La música de mis audífonos se apagó por falta de batería así que otra vez jugué al silencio. Las canciones me las cantaba mi subconsciente ahora, mi alterego exigía dar todo de mi, querer ganar hasta el final, enseñar lo que había aprendido de mi padre, del fútbol, el ñeque, la garra, los huevos.  Entonces quizás yo creía en los cuentos donde al final del gesto heroico habría una recompensa, una mujer que me quiera por siempre y por eso pedaleaba inconscientemente en un acto suicida de desesperación.  Me divertía. Quizás estúpidamente soñaba con eso mientras llegaba a Green Choice al pisar la baldosa mojada de la entrada y suelearme cayendo como costal de papas en mi cuadriceps contracturado, dándole drama y vértigo a la infame carrera de un puñado de bestias. Mi caída no saldrá en las revistas de deportes de moda pero la recordarán el César, dueño del local, y sus ayudantes, que recordaré grato porque uno me dio agua y la otra una sonrisa de aliento. Nervioso mojé mi cara y tomé agua por los poros mientras salía temblando al punto final, el inicial, la Wilson y Amazonas. 

Escogí volver por la Diego de Almagro, atravesar la Flacso, la Ciespal, el Circulo Militar, y pensar en ella. No quería pensar así que respire profundo, unas últimas veces más, llegando a ese cansancio adormecedor, entrando al estado de conciencia superior, ese en que uno siente todos sus músculos cuando sabe que ha ido más allá, que no ha sido un día más ni un día menos, sino un día diferente. Ese cansancio que a uno lo hace sentir bañado por estrellas percibía mientras una garúa nos recordaba guardar y valorar el silencio, escuchar a la naturaleza un poco más, un poco mejor.

Ese último baño de sudor al llegar se lo dediqué a todos los que aman la bicicleta, que son muchos pero muy pocos en mi ciudad. Los miré de cerca a los ojos, les quise ganar pero no pude. Me venció el tiempo. El ganador fue un guambra de 15 años que hace cross y bici cross como pasatiempos.

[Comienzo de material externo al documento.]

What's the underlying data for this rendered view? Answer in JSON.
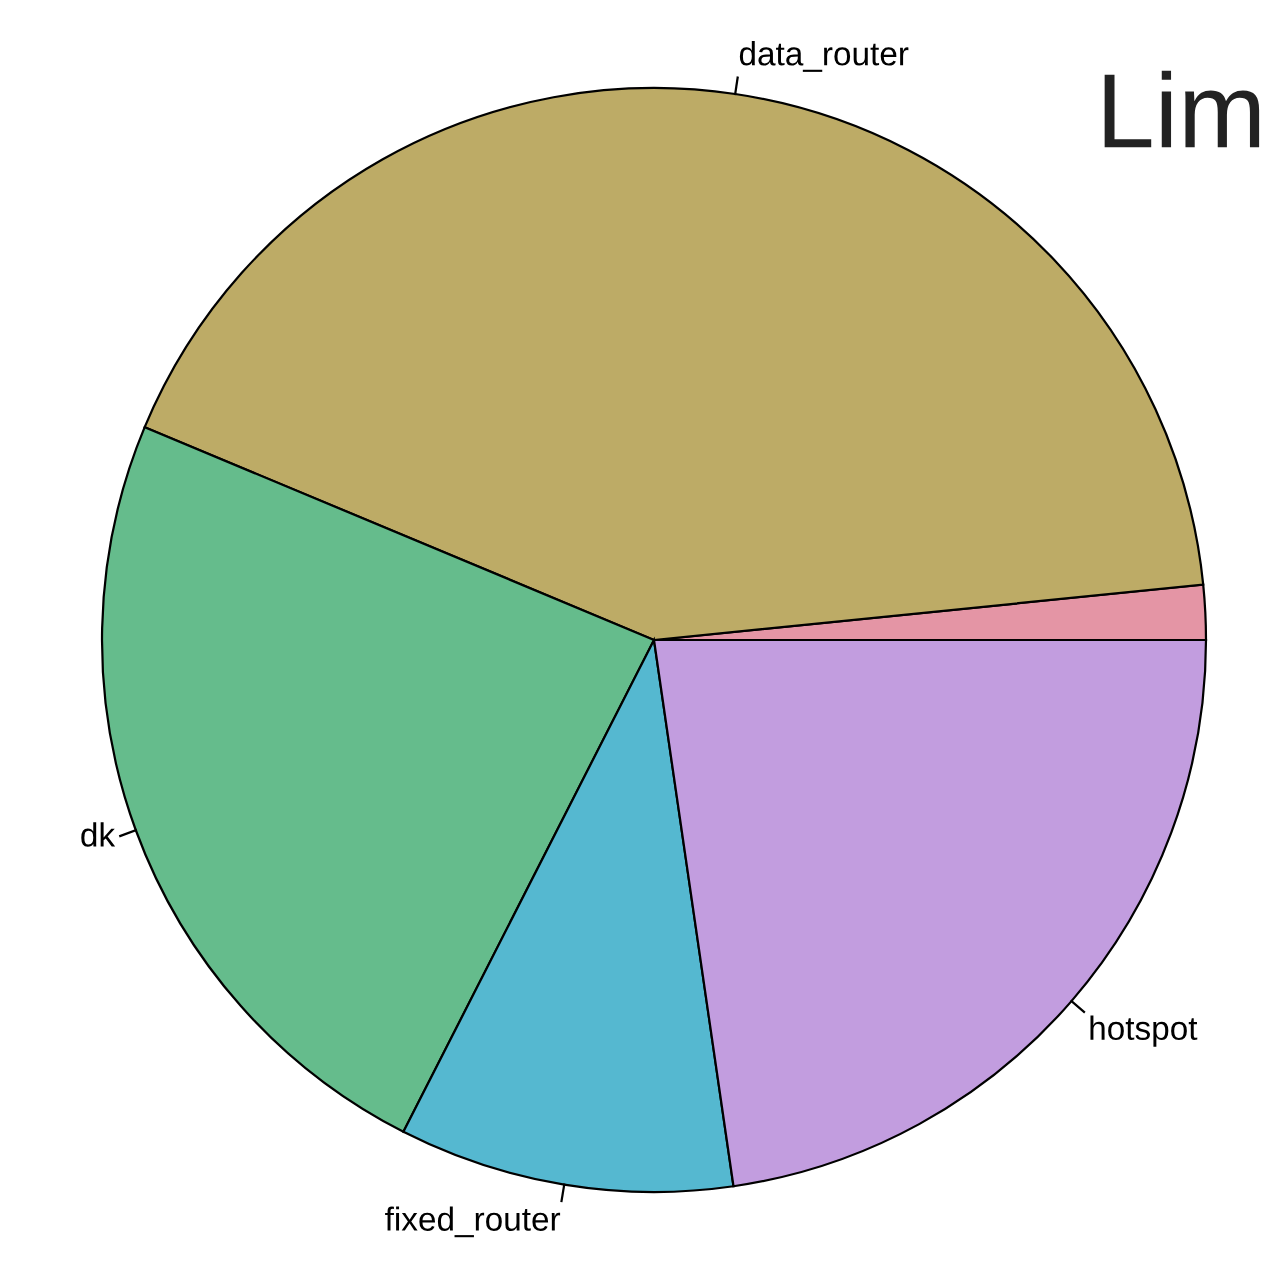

Atrás de él un puñado de veinteañeros que seguro usan la bicicleta todos los días y una gringa robusta que parecía escaladora Noruega.

Séptimo escuché susurrar en la meta antes de confesarles que no me había inscrito legalmente, que corrí de espontáneo a último momento. No les importó mucho mi alegría o mis excusas por no haber pagado los 10 dólares de la carrera. Me invitaron unas cervezas. Escuchaba atento mucha música, risas, penas, premios, vidas alrededor de la bicicleta. Al regresar a la casa pedaleando en el silencio de la noche escuché más que ruidos intuyendo el final de una etapa.  Intuí sentir diferente, captar las cosas de ahora en adelante sin querer entenderlas, inspirarme al fin en alguna carishina de esas fuertes, pedalear a una plaza con música para las caderas.